Juno, büyük sıkıştırmadan önce Jüpiter’in manyetosferi içinde bulunuyordu, ancak sıkışmış sınır Juno’yu bir anda manyetosferin dışına itti. O’Donoghue, astronomların yalnızca Dünya’da benzer bir ısınmayı gördüğünü – fakat çok daha küçük ölçekte – ekledi.

“Bu, Satürn, Uranüs veya Neptün’de de olabilir, ancak henüz görmedik,” diyor O’Donoghue. “Nadir bir olay, gerçi… bu tür sıkışmaların Jüpiter’e (veya herhangi bir gezegene) ayda birkaç kez ulaşabileceği düşünülüyor, güneş aktivitesine bağlı olarak.”

“Güneş rüzgarı modelimiz, Jüpiter’in atmosferinin ne zaman rahatsız edileceğini doğru bir şekilde tahmin etti,” diyor makalenin ortak yazarı ve Reading Üniversitesi’nden araştırmacı Mathew Owens, üniversite açıklamasında. “Bu, tehlikeli uzay havasından korunmak için Dünya’yı önemli. sistemlerimizin doğruluğunu anlamamıza yardımcı oluyor.”

Araştırma, güneş sistemimizin en büyük gezegeni de dahil olmak üzere, gezegen atmosferlerinin, yıldızlarının davranışlarına önceki düşüncelerimizden daha hassas olabileceğini gösteriyor.

Güneş sistemimizde, Güneş’ten gelen patlamalar, daha büyük gezegenlerin atmosfer dinamiklerini değiştirerek gezegenler arasında enerjiyi taşıyan rüzgarlar yaratabilir.

Bu çalışma, Güneşimizin ne kadar dinamik olduğunun ve birçok güneş sistemi sürecinin henüz tam olarak anlaşılamadığının bir hatırlatıcısıdır.
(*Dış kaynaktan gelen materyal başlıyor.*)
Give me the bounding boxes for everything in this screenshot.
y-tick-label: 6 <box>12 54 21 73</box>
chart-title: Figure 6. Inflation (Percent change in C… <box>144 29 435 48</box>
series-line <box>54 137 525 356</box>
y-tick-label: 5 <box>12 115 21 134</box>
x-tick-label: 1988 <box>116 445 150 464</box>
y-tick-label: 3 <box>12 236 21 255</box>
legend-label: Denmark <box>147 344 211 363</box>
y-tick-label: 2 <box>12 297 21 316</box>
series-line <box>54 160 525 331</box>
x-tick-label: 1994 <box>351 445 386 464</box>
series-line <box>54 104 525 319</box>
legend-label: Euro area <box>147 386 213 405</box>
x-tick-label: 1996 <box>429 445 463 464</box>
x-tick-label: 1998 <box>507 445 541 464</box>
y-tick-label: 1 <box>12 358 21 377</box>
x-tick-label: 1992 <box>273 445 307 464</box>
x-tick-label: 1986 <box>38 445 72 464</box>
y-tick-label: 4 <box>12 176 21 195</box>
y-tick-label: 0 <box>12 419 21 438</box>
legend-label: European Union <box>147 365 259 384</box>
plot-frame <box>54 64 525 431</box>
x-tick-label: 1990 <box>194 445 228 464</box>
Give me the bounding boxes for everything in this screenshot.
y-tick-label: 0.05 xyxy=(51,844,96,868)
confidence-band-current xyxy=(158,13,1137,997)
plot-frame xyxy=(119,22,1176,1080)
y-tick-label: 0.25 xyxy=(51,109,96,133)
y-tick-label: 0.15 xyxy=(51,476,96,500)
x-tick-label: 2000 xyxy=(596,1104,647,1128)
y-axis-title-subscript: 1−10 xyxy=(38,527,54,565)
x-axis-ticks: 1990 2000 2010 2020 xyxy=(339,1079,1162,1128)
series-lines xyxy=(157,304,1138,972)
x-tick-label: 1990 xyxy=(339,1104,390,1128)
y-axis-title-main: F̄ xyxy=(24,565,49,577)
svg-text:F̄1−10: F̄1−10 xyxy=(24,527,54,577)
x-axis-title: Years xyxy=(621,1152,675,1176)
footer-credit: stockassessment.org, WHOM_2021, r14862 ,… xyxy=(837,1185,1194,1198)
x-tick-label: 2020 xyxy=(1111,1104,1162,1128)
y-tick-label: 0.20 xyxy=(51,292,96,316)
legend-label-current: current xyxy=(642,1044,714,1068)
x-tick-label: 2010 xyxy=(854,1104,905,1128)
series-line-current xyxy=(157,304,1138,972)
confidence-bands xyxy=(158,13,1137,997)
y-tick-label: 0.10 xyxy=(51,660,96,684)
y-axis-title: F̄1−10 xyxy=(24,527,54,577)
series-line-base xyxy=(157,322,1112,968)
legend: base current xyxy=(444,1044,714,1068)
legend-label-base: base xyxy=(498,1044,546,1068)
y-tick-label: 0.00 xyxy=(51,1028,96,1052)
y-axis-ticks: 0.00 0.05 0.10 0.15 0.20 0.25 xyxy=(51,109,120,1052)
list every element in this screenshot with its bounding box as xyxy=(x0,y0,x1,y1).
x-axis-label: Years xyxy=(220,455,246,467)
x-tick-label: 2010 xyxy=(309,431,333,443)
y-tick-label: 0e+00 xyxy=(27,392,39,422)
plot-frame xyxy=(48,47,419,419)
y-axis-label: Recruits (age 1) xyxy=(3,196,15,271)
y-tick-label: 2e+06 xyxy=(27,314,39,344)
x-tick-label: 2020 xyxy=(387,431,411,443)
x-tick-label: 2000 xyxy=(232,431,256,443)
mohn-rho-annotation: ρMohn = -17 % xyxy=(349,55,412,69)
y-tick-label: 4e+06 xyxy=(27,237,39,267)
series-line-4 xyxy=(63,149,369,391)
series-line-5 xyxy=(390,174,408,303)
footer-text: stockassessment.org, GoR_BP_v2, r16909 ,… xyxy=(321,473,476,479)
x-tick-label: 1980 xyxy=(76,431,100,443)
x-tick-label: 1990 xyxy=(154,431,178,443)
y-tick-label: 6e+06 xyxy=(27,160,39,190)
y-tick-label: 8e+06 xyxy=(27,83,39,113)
Hem kendi yıldızımız hem de güneş sistemimizin gezegenleri üzerinde daha fazla gözlem yapmak, bilim insanlarının sadece güneş sistemimizi bir ekosistem olarak anlamalarına yardımcı olmakla kalmayacak, aynı zamanda diğer yıldız sistemlerinden ve evrendeki ötegezegenlerden ne kadar farklı veya benzer olduğumuzu da keşfetmelerine olanak tanıyacaktır.